L’association Citoyennes Interculturelles Paris, cantine de quartier engagée

Dans la petite rue de Tourtille (20ème arrondissement), le menu du C.I.P. 20 affiche d’un jour sur l’autre spaghettis, couscous, et, pour la semaine du 8 mars 2017, un « menu du droit des femmes » à base de tiep au poisson. Créée à l’initiative d’un groupe d’habitantes de Belleville, l’association Citoyennes Interculturelles Paris 20ème fait tourner depuis septembre 2015 une activité de restaurant/traiteur. Cantine locale et engagée, le C.I.P. emploie aujourd’hui 5 salariées et ravit les papilles de tout le quartier.

 

Entre un local associatif dédié à l’apprentissage de la langue chinoise et un bar à vin, le C.I.P. dévoile au travers d’une façade vitrée une salle de restauration d’une trentaine de couverts. Les murs et le bar sont revêtus d’élégants panneaux de bois réalisés par une entreprise d’insertion et de recyclage, Extra-muros. Une grande fresque, dessinée par une illustratrice locale avec des enfants, égaye l’un d’entre eux. Une ambiance chaleureuse se dégage du lieu où les habitués se pressent pour le couscous du jeudi midi : « Nous faisons une cuisine de partage. Il y a eu des bénévoles d’origines asiatiques, libanaises, françaises, africaines, magrébines… » explique Bachira, membre du C.I.P. depuis sa création.

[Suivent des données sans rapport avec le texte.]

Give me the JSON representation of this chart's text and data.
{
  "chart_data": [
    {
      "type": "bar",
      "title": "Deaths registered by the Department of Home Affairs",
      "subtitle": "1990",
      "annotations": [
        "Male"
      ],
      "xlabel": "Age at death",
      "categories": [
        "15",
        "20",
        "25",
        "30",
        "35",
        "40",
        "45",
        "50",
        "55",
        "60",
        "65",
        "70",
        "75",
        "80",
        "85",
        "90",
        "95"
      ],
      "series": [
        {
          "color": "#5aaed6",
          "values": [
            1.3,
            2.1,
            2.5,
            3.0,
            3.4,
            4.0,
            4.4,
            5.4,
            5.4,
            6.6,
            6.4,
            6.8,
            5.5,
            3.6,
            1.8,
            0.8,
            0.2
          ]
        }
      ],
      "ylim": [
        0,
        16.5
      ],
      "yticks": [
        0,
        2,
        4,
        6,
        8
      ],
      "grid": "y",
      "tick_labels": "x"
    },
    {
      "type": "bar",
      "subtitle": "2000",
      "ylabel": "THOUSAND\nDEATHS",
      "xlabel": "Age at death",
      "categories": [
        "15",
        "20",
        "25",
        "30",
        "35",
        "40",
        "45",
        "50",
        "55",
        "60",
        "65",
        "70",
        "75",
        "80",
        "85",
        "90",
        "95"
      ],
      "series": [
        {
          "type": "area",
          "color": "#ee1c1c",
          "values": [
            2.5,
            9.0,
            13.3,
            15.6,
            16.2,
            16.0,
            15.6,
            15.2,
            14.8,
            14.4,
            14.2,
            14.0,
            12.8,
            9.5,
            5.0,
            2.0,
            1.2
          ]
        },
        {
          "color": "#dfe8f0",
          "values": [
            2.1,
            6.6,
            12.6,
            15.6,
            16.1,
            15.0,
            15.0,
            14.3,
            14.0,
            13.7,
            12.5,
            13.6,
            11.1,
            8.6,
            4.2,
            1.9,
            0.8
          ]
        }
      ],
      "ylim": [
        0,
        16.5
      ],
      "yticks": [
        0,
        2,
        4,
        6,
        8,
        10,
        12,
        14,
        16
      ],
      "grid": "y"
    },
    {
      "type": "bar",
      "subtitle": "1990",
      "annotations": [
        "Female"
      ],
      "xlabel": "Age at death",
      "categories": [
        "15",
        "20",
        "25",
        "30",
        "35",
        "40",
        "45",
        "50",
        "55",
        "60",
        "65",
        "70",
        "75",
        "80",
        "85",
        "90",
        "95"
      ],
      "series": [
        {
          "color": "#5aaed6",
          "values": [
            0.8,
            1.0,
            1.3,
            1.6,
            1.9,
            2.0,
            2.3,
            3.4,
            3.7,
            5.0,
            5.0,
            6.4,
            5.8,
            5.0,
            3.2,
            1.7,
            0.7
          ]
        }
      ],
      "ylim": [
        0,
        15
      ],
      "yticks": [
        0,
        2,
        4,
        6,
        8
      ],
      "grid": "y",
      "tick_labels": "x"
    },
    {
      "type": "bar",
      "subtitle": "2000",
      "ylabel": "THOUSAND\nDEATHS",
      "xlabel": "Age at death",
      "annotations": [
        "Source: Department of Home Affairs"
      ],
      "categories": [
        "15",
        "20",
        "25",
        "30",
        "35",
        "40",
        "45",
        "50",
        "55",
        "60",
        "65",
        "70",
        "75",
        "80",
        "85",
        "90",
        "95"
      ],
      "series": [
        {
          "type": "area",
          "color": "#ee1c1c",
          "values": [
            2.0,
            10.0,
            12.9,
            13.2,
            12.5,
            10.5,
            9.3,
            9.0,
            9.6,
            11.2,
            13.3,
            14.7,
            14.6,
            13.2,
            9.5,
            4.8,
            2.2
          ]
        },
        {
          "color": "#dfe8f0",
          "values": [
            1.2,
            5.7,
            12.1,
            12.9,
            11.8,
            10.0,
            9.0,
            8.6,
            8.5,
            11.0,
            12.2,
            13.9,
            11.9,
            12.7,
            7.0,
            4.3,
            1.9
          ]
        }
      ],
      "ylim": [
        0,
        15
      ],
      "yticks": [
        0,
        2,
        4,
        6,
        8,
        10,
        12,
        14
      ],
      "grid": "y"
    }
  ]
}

IMG_2284La genèse du projet remonte à 1999, quand une dizaine d’habitantes du Bas Belleville, engagées dans une association de défense du droit des femmes, décident de se lancer dans la restauration. Empruntant la cuisine d’un centre social ou de restaurateurs complices, le collectif amorce une activité de traiteur ultra-locale, en vendant ses produits sur le marché de Belleville ou lors de fêtes de quartier. Puis vient l’envie d’avoir « un lieu à soi » et surtout, de créer de l’emploi : l’association se met en quête d’un local. Le projet est présenté à la Mairie de Paris et séduit. Commence alors une longue recherche avec le soutien de Paris Habitat, bailleur social de la ville de Paris et partenaire de l’association. L’ADEL (Agence pour le développement de l’économie locale), spécialiste de l’accompagnement des femmes porteuses d’initiatives économiques solidaires, accompagne la maturation du projet. C’est finalement dans un ancien local de téléphonie mobile reconverti que naîtra l’actuel restaurant. Les travaux ont permis d’aménager l’actuelle salle de restauration et de l’ouvrir sur la rue, et de créer une cuisine professionnelle en sous-sol. Un bloc de cuisine mobile a été installé dans la salle principale pour l’organisation d’ateliers cuisine avec les centres de loisirs du quartier.

Aujourd’hui, l’association s’appuie sur un réseau d’une dizaine de bénévoles et emploie 5 salariées (l’un à temps plein et les autres en contrat de 26h). Aucune d’entre elles n’est titulaire d’une formation dans la cuisine. Elles parviennent pourtant à mener de front l’activité de traiteur et le restaurant, dont la carte change chaque semaine. Et le C.I.P. compte bien poursuivre son développement : les femmes souhaitent étendre les horaires d’ouverture du restaurant (pour l’instant limités au mercredi, jeudi et vendredi midi), proposer des cours de cuisine et des soirées à thème. En lien avec les autres acteurs locaux, elles partagent leur expérience et soutiennent l’émergence de projets similaires, à Belleville ou ailleurs.